Hadoop Security Guide
Also available as:
PDF
loading table of contents...

Synchronizing LDAP Users and Groups

Run the LDAP synchronize command and answer the prompts to initiate the sync:

ambari-server sync-ldap [option]

[Note]Note

To perform this operation, your Ambari Server must be running.

  • When prompted, you must provide credentials for an Ambari Admin.

  • When syncing ldap, Local user accounts with matching username will switch to LDAP type, which means their authentication will be against the external LDAP and not against the Local Ambari user store.
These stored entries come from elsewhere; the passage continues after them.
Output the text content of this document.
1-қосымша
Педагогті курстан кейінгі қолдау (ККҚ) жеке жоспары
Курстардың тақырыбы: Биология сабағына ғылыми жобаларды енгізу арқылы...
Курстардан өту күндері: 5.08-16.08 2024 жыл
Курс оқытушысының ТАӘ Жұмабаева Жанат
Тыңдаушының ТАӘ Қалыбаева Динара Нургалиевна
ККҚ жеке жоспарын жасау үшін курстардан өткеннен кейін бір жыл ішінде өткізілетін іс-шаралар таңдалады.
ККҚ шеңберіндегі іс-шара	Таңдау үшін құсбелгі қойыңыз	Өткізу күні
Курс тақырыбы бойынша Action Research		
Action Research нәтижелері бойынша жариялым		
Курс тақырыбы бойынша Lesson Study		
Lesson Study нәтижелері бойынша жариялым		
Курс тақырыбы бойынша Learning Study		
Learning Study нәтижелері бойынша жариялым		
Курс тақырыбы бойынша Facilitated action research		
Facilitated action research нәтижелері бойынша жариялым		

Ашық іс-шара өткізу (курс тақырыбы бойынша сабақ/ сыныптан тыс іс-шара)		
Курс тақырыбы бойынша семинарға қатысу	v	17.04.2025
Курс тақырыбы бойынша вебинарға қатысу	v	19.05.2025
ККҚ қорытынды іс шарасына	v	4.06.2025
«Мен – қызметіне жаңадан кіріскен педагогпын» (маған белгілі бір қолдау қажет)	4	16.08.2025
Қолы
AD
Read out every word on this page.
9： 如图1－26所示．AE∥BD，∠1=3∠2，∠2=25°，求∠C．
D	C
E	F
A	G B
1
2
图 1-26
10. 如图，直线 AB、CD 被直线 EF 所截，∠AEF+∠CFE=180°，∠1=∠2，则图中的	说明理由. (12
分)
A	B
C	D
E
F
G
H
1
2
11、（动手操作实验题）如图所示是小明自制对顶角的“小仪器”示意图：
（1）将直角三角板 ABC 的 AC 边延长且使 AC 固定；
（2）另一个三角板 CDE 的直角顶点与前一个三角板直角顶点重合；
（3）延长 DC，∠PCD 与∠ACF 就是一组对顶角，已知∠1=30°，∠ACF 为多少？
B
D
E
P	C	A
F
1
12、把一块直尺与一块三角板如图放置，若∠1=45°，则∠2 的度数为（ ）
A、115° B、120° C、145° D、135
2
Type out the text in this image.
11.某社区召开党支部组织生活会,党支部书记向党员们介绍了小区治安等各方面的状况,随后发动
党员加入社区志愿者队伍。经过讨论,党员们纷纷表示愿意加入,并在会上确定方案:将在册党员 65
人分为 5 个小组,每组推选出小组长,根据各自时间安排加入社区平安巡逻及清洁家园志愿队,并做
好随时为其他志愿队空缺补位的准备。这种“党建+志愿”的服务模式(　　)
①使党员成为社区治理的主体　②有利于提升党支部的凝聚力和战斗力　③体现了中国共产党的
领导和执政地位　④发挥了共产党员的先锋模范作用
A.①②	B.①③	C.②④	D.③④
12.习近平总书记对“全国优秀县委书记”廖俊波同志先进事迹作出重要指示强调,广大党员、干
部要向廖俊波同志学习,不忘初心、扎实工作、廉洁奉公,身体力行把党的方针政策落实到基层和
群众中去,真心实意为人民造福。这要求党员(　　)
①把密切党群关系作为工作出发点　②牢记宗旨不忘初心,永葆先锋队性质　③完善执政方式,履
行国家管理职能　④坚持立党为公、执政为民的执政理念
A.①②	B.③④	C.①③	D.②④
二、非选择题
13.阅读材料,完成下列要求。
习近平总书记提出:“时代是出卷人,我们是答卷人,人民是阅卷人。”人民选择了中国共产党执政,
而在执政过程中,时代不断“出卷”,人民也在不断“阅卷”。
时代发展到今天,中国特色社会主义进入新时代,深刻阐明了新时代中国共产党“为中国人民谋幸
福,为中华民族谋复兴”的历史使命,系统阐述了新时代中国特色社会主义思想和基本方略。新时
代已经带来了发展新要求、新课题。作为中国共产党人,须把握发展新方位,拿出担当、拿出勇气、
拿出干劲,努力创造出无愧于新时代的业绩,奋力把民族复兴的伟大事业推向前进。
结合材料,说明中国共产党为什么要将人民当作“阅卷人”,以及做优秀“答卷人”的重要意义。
  • LDAP sync only syncs up-to-1000 users. If your LDAP contains over 1000 users and you plan to import over 1000 users, you must use the --users option when syncing and specify a filtered list of users to perform import in batches.

The utility provides three options for synchronization:

  • Specific set of users and groups, or

  • Synchronize the existing users and groups in Ambari with LDAP, or

  • All users and groups

Review log files for failed synchronization attempts, at /var/log/ambari-server/ambari-server.log on the Ambari Server host.

[Note]Note

When synchronizing LDAP users and groups, Ambari uses LDAP results paging controls to synchronize large numbers of LDAP objects. Most modern LDAP servers support these control, but for those that do not, such as Oracle Directory Server Enterprise Edition 11g, Ambari introduces a configuration parameter to disable pagination. The authentication.ldap.pagination.enabled property can be set to false in the /etc/ambari-server/conf/ambari-properties file to disable result paging controls. This will limit the maximum number of entities that can be imported at any given time to the maximum result limit of the LDAP server. To work around this, import sets of users or groups using the -users and -groups options covered in section 3.1.4 - Specific Set of Users and Groups.